Nevada also reported its highest single-day tally of new cases on Tuesday, up from a previous high on May 23. Nineteen other states have seen Covid-19 cases rise since re-opening in May. The pandemic has killed more than 120,000 Americans in less than four months.
New outbreaks and any reclosing of major population centers in the US, though politically unpopular and even harder to enforce, would cause transportation fuel usage to plunge again and consequently more oil inventory fill-ups.
The country is still battling high oil storage levels due to demand destruction, mostly coming from the transportation sector. Last week, US crude inventories rose to a record high for a second straight week, climbing to 538 million barrels.
However, distillate stockpiles actually fell following several weeks of significant builds as refiners continued to blend jet fuel into their distillate pool, US government data shows.
On the supply side, US production keeps declining due to both forced production shut-ins and planned oil production trimming by several key shale oil players that are trying to prop up prices. Production slipped by a whopping 600,000 bpd to 10.5 million bpd, its lowest level since March 2018, US Energy Information Administration (EIA) figures show.
Earlier this year, US oil production set a record high of 13.1 million bpd.
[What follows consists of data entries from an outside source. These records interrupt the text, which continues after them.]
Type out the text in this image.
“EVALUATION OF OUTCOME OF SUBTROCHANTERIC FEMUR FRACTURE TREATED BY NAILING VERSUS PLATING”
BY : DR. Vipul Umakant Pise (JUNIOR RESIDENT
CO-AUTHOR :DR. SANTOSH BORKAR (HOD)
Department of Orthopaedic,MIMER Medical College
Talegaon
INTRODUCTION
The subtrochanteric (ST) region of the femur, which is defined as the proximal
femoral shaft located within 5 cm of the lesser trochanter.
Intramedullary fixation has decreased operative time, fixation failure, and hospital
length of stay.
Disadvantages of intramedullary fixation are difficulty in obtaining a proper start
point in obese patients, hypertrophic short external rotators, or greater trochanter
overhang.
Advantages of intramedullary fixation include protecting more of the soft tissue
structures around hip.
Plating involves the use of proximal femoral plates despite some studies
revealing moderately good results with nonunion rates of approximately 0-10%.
Going forward, unless more production is resuscitated, the US will likely slip back to the second global producer slot after Russia and possibly even third after Saudi Arabia.
New Covid-19 outbreaks have also been reported in several other countries, including Brazil and Germany, where two housing complexes have been placed under quarantine while hundreds of workers at a slaughterhouse were infected.
The North Atlantic Treaty Organization (NATO), for its part, said yesterday that it has prepared a contingency plan for a potential second Covid-19 wave.
The danger for oil markets remains since it appears the possibility of a second Covid-19 wave hasn’t been factored into prices yet, not to mention more downward pressure if lockdowns resume and economic activity starts to fall off a cliff as it did from March to May.
In a sign that shows just how far oil markets have to go before they return to health, Japan (the world’s third-largest economy and fourth-largest crude importer) has seen its oil import levels tank to nearly three-decade lows.
The country took in just 1.92 million bpd last month, a market-damaging drop of 36% from the same period a year earlier and the lowest mark since 1991, preliminary government data shows.
Japan’s liquified natural gas (LNG) imports are also plunging on weaker demand. The country, the global LNG import leader, took in some 4.5 million tons of LNG last month, a drop of 18.9% year on year.
That decline comes despite a record plunge in Asian LNG spot prices so far this year to around US$2 per million British thermal units (MMBtu), well below producers’ breakeven points. It also puts the cost of the fuel even lower than coal, a decades-old (but dirtier burning) favorite among power producers in Asia.
On the other side of the oil equation, the world’s largest crude exporter and OPEC de facto leader Saudi Arabia has just idled two offshore drilling rigs.
State-run super-major Saudi Aramco, the largest oil-producing company in the world, made a rare move this week by suspending work at two offshore oil platforms for at least a year, news reports said on Thursday, citing filings from the contractors.
The oil giant is also reportedly delaying an $18 billion oil and natural gas expansion project by at least six months. The offshore oil projects were supposed to help offset conventional drilling in the kingdom, which makes up the bulk of its oil production.
The postponement of the two rigs, however, merely reflects the dangers still facing oil markets as major economies not only try to sustain reopenings after crippling shutdowns, but the ever-present and worrisome possibility that a second wave of the Covid-19 pandemic is already underway.